Grand Canyon National Park is one of those places that only gets better with age. Counted as one of the world’s seven natural wonders, there’s good reason it’s the second most visited national park in the country. The downside, of course is that you might have to share the views in peak season with a crowd of like-minded visitors. And it’s still, absolutely, worth the trip. But there are a few things to know before you plan when to go.
First, keep in mind that unlike some national parks, Grand Canyon National Park has its seasonal side. The North Rim, at 8,000 feet elevation isn’t far from the South Rim (which tops out at 7,000 feet) as the crow flies. The big difference is that you’ll find the North Rim shuts down to all vehicular traffic from the first snow to mid-May; if you have the appropriate back-country permit you can enter on snowshoes or cross-country skis, but all facilities are closed. Even with heavy snow, the South Rim stays open for business 365 days a year, though depending on how icy the conditions you’ll want to think twice about tackling trails into the canyon.
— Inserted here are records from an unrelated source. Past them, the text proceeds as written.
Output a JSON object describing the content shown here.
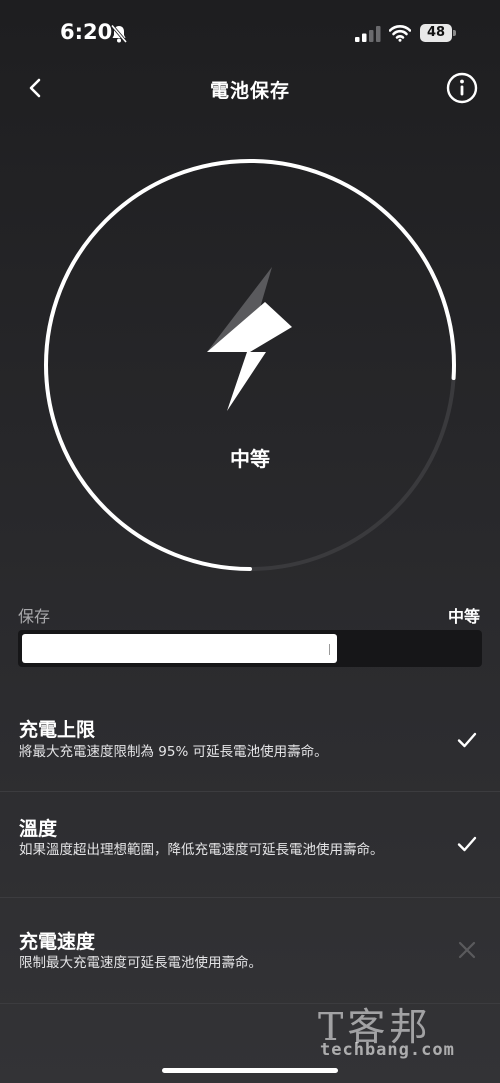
{
  "status_bar": {
    "time": "6:20",
    "battery_level": "48",
    "silent_icon": "bell-slash-icon",
    "signal_icon": "cellular-signal-icon",
    "wifi_icon": "wifi-icon"
  },
  "nav": {
    "back_icon": "chevron-left-icon",
    "title": "電池保存",
    "info_icon": "info-circle-icon"
  },
  "gauge": {
    "icon": "lightning-bolt-icon",
    "label": "中等",
    "progress": 0.76
  },
  "save": {
    "label": "保存",
    "value": "中等",
    "fill": 0.69
  },
  "options": [
    {
      "title": "充電上限",
      "description": "將最大充電速度限制為 95% 可延長電池使用壽命。",
      "enabled": true
    },
    {
      "title": "溫度",
      "description": "如果溫度超出理想範圍，降低充電速度可延長電池使用壽命。",
      "enabled": true
    },
    {
      "title": "充電速度",
      "description": "限制最大充電速度可延長電池使用壽命。",
      "enabled": false
    }
  ],
  "watermark": {
    "logo": "T客邦",
    "site": "techbang.com"
  },
  "colors": {
    "background": "#1e1e20",
    "accent": "#ffffff",
    "track": "#3a3a3d",
    "disabled": "#5a5a5d"
  }
}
Spring and fall are the fringe seasons, with highly unpredictable weather. Late snow flurries aren’t out of the question, neither are extreme temperature highs well into autumn on the canyon floor. Consequently, it’s a good idea to come prepared for a variety of weather conditions, particularly if you plan on spending any time in the canyon itself.
Summer temperatures are generally pleasant on both rims, with slightly cooler temperatures on the North Rim and starry crisp nights. Expect thunderstorms late summer, and much higher temperatures down by the Colorado River, where it’s not uncommon to see days above 100 degrees. Our advice? If you’re venturing much beyond South Rim facilities pack snacks, sun-screen and lots of water.
Importantly, rain or shine, know this: the Grand Canyon will give you chills, it’s that good.